From Variety's review of the film: "Lensed in black-and-white and outfitted with a 'straight' mystery score by Miklos Rosa and authentic 1940s costumes by Edith Head, this spoof of film noir detective yarns sees Steve Martin interacting with 18 Hollywood greats by way of intercutting clips from some 17 old pictures.

"Thus, when sultry Rachel Ward enters his seedy LA office to discuss her father's murder, $10-per-day sleuth Martin is able to call Bogart's Philip Marlowe for assistance on the case. And so it goes with such additional tough guys as Burt Lancaster, Kirk Douglas and Edward Arnold and such dames as Barbara Stanwyck, Ingrid Bergman, Veronica Lake, Bette Davis, Lana Turner and Joan Crawford.

"Film is most engaging in its romantic sparring between Martin and his gorgeous client, Ward. Latter looks sensational in period garb and is not above such Martinesque gags as removing bullets from his wounds with her teeth or having her breasts 'rearranged' by the hardboiled detective.

"Sporting dark hair and facetious confidence, Martin also looks spiffy in trenchcoat and hat. Only other roles of note see Carl Reiner essentially essaying Otto Preminger as a Nazi, and Reni Santoni as a zealous Peruvian officer."

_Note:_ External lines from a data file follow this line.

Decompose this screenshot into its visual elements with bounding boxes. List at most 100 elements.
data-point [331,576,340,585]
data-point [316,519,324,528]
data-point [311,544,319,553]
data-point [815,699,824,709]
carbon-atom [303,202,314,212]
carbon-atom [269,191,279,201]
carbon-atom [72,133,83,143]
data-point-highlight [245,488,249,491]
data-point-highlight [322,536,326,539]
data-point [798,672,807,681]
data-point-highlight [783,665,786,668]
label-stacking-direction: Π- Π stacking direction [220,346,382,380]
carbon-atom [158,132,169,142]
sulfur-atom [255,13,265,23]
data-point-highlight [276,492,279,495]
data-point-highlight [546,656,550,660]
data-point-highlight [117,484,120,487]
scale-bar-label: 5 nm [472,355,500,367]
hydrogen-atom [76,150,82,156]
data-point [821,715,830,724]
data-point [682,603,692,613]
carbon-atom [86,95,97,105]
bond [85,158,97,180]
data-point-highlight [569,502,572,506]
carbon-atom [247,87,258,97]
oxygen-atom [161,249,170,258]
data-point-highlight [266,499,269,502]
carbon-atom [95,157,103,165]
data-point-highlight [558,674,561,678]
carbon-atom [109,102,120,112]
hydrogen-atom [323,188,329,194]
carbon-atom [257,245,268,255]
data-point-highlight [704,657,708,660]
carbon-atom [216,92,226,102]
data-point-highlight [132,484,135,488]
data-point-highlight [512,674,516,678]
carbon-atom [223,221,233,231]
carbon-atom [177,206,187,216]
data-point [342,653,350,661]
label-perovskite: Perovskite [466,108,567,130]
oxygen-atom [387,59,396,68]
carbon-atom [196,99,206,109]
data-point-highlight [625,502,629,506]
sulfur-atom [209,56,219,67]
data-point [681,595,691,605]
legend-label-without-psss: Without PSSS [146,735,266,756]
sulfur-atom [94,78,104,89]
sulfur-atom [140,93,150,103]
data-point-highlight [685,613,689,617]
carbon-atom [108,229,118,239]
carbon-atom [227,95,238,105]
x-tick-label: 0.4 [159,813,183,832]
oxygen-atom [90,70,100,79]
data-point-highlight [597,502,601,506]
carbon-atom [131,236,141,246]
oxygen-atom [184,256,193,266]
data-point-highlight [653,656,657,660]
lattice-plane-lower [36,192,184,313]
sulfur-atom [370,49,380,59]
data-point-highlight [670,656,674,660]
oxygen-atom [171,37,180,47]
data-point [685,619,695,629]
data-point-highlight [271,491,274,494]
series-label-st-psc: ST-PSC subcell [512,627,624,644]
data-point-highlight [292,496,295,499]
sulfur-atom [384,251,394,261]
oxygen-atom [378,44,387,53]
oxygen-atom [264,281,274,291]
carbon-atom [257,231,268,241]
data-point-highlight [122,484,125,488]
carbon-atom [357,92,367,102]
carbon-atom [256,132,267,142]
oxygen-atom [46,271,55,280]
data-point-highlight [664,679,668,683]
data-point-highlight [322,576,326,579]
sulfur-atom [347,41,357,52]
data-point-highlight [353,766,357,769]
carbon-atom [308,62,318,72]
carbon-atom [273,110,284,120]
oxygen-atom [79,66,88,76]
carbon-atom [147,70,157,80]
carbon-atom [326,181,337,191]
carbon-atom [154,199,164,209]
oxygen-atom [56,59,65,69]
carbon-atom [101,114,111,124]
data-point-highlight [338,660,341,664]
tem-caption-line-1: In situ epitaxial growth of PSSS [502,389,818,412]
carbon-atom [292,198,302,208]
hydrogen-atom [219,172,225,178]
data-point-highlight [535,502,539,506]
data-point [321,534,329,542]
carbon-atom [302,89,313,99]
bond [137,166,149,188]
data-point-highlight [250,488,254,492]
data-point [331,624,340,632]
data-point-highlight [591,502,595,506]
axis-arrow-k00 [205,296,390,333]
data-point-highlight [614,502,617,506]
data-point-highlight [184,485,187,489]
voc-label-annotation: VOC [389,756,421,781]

From The Movie Guide: "A consistently hilarious parody of the noir and detective genres, expertly blending classic archival footage with the action. As an inept private eye, Steve Martin tracks killers, playing opposite old film clips of James Cagney, Alan Ladd, Humphrey Bogart, Charles Laughton, and Ava Gardner, among others; scenes are lifted from, inter alia, WHITE HEAT, DOUBLE INDEMNITY, THE KILLERS, THE BIG SLEEP, DARK PASSAGE, IN A LONELY PLACE, SUSPICION and, most notably, THE BRIBE. Some of the cleverer jokes depend on the viewer's knowledge of 1940s movies, but there's enough slapstick to please even the cinematically illiterate. The basic film --- what there is of it --- is prettily shot in black-and-white by Michael Chapman (RAGING BULL); the continuity between the clips and the rest of the movie is remarkable. Martin is priceless as usual."